The passing of Supreme Court Justice Antonin Scalia—and Sen. Mitch McConnell’s prompt declaration that the Senate would not confirm anyone President Obama nominates to replace him—has set off a furious debate about the historical precedent for rejecting a late-term president’s Supreme Court nominees. So it seems like a good time to revisit Kyle Kondik’s 2014 American Interest essay, “Watch the Courts,” which considered this very question:
Only twice in the post-Civil War era has a President presented with a Supreme Court vacancy failed to fill it before leaving office. The most recent instance was nearly half a century ago, in 1968, when Chief Justice of the United States Earl Warren announced his intention to retire upon the confirmation of his successor. Outgoing President Lyndon B. Johnson nominated Justice Abe Fortas, his longtime friend and confidante whom he had appointed to the court in 1965, to replace Warren as Chief Justice. The Democratic-controlled Senate refused to confirm him, though, and Johnson withdrew his nomination in October 1968, along with the nomination of Homer Thornberry, a Federal appellate judge Johnson had nominated to replace Fortas. Warren stayed on as Chief Justice, and it fell to Johnson’s successor, President Richard Nixon, to fill the seat. Nixon picked Warren Burger as Chief Justice.

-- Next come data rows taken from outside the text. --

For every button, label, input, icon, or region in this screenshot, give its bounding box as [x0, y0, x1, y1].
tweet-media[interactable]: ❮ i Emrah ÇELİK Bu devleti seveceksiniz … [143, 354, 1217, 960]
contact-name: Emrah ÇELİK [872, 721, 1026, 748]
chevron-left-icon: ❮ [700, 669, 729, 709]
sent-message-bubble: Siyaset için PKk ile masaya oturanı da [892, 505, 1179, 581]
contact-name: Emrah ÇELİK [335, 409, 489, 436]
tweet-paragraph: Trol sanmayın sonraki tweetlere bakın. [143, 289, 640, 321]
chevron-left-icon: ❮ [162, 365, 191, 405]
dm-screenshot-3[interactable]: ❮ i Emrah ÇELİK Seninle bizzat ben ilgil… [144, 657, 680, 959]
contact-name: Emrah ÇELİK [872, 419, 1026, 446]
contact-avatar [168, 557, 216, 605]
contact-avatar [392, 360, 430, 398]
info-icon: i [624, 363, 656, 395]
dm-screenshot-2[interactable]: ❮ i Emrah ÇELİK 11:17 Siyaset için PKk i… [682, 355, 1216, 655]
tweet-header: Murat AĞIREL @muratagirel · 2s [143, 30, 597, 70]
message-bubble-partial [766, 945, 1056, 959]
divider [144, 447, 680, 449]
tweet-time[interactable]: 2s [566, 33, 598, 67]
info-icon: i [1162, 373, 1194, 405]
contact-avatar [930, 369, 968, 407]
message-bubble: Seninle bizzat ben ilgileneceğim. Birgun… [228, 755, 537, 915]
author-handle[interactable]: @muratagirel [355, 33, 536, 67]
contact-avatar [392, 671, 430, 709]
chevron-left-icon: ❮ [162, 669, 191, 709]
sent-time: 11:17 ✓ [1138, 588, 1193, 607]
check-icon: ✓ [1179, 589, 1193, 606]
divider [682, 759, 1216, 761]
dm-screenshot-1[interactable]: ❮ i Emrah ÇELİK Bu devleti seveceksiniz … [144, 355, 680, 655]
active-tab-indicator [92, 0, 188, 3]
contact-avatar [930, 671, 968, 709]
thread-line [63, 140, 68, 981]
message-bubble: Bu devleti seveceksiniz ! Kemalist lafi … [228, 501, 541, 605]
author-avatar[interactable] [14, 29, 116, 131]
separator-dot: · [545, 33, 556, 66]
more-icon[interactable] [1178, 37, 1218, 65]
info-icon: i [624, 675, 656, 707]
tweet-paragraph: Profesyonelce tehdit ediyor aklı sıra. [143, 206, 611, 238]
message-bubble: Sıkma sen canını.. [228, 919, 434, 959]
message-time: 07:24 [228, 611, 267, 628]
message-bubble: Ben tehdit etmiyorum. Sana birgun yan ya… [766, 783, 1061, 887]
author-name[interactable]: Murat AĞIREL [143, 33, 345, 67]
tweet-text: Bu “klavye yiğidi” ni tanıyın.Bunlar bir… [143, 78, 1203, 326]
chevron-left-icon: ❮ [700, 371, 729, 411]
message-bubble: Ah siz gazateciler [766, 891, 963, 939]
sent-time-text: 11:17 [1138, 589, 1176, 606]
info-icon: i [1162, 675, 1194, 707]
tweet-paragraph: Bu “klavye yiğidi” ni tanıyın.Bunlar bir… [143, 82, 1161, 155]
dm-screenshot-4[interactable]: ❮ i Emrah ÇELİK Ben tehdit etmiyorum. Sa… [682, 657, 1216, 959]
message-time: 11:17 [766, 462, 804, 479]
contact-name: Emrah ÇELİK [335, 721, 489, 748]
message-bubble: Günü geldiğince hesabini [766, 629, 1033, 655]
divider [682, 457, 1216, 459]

Prior to that, one has to go back to 1881 to find a court vacancy that was filled not by the sitting President but by his successor. President Rutherford B. Hayes made the controversial nomination of Stanley Matthews in 1881. The nomination came near the end of Hayes’s term, so the Senate did not act. New President James A. Garfield renominated Matthews, and he passed through the Senate by a slim 24–23 vote.
Kondik foresaw “a possible, and an historic, showdown over the Supreme Court” should a a vacancy open up during President Obama’s last two years in office, noting that a GOP refusal to consider any of President Obama’s nominees “would be just the latest escalation in a procedural arms race in the Senate.”
Ultimately, however, procedure and precedent—while important—are probably the wrong lenses through which to analyze the current situation. Due in part to Congressional polarization, in part to the weakening of the executive branch, and in part to the Supreme Court’s own increasing assertiveness, the nine Justices have more influence over American political life today than they have at almost any other time in our history. The stakes for replacing Justice Scalia could not be higher, and partisans on both sides understandably want to maneuver in a way that will increase their odds of achieving a favorable Supreme Court majority. Does anybody doubt that if Mitt Romney were president, Democrats held the Senate, and Justice Ruth Bader Ginsburg passed away, Republicans and Democrats would be making very different arguments today?
Though the debate in the coming months may be dominated by arguments about historical precedent and Senate procedure, it is ultimately a debate about power, and who gets to wield it.